Dominanz unter Hunden oder auch im Zusammenleben von Mensch und Hund wird leider immer noch mit Aggression und Gewalt assoziiert und damit völlig falsch verstanden. 

Dominantes Verhalten bedeutet viel mehr Präsenz, Souveränität und Ruhe und sorgt dafür, dass sich Hunde respektvoll verhalten sowie orientieren können. 

Höchste Zeit also sich mit dem Thema Dominanz zu beschäftigen! Was ist Dominanz überhaupt? Wie tritt ein dominanter Hund auf? Wie reagieren andere Hunde auf dominantes Verhalten? Und was bedeutet Dominanz für mich als Mensch im Alltag mit meinem Hund? Wir wollen in unserem Blogbeitrag einen kleinen Einblick in dieses schöne Thema geben. Viel Freude beim Lesen!

Was bedeutet Dominanz beim Hund überhaupt?

„Dominanz bezeichnet zunächst einmal eine Eigenschaft von Beziehungen und nicht von Individuen.“ (Dr. Dorit Urd Feddersen-Petersen in „Hundepsychologie“) 

Das oben genannte Zitat beschreibt, dass Dominanz kein Wesenszug ist, sondern ein Verhalten, dass ein Hund einem anderen Hund gegenüber zeigen kann. Diese Dominanz hängt immer von deren Beziehung zueinander ab – ein Hund, kann sich also einem Hund gegenüber dominant verhalten, aber in einer anderen Konstellation unterwürfiges Verhalten zeigen. Dominanz sagt deshalb auch viel über den sozialen Status der Hunde innerhalb eines Beziehungsgefüges aus. An dieser Stelle räumen wir gleich mit dem ersten Mythos auf: Es gibt also nicht DEN dominanten Hund, ein Hund kann sich je nach Konstellation und Beziehung dominant oder eben unterwürfig verhalten. 

Innerhalb einer Beziehung kann der dominante Hund jederzeit gewisse Privilegien in Anspruch nehmen, wenn er das möchte. Er muss aber nicht zwingend darauf bestehen. Wir können hier also festhalten: Dominanz ist ein Privileg, die Möglichkeit und keine Pflicht seine Rechte durchzusetzen!

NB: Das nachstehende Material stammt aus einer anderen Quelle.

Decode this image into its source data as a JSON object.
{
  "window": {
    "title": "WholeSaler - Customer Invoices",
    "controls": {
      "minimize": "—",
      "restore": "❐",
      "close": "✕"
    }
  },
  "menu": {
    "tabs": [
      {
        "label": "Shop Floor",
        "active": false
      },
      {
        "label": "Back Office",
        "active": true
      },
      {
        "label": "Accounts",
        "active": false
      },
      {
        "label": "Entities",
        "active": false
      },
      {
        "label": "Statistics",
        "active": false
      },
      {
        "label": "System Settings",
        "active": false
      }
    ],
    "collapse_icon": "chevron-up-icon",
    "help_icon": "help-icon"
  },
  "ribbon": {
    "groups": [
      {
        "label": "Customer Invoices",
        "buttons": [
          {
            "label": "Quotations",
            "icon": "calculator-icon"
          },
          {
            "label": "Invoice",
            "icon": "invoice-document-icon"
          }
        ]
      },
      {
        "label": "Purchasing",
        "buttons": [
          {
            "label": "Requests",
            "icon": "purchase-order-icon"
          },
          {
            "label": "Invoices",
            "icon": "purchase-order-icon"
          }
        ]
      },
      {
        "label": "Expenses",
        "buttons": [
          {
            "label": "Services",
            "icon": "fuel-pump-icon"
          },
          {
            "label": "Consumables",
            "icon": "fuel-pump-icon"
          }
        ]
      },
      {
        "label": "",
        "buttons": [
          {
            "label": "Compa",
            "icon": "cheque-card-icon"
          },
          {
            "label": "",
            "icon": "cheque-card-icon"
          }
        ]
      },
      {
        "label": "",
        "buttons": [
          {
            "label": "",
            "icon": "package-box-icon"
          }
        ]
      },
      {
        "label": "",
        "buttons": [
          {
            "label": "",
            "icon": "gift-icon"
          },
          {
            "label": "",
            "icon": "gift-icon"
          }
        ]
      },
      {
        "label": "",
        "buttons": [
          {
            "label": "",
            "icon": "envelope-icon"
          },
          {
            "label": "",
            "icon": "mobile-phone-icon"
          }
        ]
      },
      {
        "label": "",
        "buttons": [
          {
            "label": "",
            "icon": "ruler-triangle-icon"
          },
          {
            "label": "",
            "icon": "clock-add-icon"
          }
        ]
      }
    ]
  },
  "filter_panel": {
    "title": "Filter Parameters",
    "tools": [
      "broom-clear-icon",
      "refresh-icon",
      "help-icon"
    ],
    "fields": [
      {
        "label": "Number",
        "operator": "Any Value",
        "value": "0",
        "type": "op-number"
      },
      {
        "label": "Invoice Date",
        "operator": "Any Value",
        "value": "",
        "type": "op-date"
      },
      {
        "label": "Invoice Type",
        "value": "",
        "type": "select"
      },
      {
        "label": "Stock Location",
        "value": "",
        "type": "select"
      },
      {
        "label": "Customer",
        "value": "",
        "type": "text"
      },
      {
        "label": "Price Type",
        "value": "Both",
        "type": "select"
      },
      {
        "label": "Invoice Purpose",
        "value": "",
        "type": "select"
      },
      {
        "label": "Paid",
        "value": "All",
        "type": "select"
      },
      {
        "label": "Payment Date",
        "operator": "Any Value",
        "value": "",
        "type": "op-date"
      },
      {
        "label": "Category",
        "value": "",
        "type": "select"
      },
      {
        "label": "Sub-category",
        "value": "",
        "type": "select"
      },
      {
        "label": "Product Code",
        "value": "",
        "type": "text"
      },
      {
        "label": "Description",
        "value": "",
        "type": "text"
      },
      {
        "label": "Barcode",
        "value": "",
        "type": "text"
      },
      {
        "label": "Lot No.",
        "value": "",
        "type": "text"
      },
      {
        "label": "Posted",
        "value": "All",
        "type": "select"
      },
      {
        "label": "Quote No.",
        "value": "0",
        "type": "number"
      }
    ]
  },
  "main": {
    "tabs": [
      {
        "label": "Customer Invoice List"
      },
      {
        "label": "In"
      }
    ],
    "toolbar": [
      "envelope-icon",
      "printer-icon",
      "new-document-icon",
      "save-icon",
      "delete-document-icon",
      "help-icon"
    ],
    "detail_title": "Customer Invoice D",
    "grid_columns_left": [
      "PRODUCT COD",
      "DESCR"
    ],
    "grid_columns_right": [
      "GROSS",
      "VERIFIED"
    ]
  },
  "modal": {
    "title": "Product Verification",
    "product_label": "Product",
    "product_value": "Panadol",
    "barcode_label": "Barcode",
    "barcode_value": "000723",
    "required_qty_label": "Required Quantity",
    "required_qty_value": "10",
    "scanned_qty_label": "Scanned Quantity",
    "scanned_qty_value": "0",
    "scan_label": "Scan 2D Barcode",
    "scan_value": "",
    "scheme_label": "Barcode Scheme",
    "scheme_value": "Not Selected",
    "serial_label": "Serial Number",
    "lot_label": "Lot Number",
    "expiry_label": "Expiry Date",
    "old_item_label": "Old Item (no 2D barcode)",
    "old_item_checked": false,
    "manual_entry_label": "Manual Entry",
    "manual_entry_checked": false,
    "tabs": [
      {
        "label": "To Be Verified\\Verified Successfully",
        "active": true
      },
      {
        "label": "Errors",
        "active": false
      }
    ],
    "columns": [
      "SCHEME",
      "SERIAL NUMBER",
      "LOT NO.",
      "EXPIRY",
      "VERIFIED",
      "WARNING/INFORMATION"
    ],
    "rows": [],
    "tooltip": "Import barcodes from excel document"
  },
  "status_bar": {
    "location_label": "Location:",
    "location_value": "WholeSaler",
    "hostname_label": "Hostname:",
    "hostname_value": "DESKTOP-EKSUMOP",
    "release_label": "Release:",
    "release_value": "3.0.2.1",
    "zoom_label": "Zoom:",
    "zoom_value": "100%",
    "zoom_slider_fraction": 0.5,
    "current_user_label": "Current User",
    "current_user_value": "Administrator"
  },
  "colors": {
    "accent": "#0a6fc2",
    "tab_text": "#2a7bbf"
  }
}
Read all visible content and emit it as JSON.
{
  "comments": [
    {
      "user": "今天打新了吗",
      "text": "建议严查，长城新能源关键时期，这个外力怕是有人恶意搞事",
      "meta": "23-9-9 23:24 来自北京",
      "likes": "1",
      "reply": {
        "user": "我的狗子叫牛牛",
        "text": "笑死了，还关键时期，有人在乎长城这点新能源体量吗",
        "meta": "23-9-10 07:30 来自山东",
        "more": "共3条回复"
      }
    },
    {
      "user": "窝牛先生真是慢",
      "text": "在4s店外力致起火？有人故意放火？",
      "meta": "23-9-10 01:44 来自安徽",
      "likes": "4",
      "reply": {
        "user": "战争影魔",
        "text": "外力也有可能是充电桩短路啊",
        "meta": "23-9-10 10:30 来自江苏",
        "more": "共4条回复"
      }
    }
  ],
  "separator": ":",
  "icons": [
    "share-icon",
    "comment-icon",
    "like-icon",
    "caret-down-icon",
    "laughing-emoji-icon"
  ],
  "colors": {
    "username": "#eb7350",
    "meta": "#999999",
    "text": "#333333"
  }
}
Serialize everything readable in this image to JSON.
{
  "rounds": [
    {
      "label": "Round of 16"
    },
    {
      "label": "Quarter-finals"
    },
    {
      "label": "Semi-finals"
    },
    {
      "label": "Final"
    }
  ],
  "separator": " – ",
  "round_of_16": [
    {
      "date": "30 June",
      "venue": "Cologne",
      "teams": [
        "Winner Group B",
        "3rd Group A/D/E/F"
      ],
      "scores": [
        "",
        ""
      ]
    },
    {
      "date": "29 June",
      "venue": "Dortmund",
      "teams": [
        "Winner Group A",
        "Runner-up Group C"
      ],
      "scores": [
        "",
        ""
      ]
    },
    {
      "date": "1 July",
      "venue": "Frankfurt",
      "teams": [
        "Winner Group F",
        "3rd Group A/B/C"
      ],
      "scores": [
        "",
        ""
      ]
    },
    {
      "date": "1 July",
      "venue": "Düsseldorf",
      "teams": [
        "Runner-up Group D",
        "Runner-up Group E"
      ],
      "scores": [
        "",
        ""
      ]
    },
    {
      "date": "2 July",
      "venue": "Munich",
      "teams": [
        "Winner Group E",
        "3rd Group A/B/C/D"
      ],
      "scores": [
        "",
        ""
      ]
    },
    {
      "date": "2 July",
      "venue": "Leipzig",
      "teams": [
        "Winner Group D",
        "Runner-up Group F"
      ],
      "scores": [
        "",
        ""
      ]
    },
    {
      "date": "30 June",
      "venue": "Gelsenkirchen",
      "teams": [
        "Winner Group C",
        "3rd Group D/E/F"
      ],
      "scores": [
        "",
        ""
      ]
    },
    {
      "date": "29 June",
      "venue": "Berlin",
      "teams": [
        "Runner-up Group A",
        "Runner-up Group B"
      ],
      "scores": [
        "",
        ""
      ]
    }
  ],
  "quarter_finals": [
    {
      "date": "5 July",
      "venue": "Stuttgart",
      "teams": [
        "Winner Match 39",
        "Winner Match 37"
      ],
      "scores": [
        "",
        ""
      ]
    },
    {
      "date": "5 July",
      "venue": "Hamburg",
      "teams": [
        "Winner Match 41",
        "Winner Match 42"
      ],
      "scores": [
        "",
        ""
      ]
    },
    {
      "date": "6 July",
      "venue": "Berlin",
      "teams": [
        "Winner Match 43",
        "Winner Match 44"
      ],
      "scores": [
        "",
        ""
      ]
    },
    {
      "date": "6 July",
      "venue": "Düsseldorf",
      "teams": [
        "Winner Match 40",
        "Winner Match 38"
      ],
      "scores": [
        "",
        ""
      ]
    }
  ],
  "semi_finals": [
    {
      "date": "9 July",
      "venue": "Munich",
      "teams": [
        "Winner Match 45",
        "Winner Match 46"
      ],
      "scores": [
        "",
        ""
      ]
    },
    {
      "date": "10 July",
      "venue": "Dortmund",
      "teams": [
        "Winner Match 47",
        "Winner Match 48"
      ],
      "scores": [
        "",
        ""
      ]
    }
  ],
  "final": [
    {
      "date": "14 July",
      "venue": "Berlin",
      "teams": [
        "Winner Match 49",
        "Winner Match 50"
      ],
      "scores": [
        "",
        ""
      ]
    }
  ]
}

Wie erkenne ich dominantes Verhalten? 

Dominanz muss nicht zwangsläufig mit einer lauten Ansage, Kopfauflegen oder auf den Bodendrücken einhergehen, sondern lässt sich in ganz feiner und leiser Körpersprache erkennen, die immer mit Präsenz, Ruhe und Souveränität einher geht. Ein zielgerichteter Blick, präsente Körperhaltung mit einer erhobenen Rute, aber auch Ignoranz können wir unter Hunden beobachten. Wichtig ist dabei, dass Dominanz auch bedeutet, dass der andere Hund das Verhalten bzw. die Privilegien, die der dominante Hund für sich beansprucht, akzeptiert. Natürlich gilt wie immer, alle körpersprachlichen Signale müssen im jeweiligen Kontext und vor allem situativ betrachtet werden. ;)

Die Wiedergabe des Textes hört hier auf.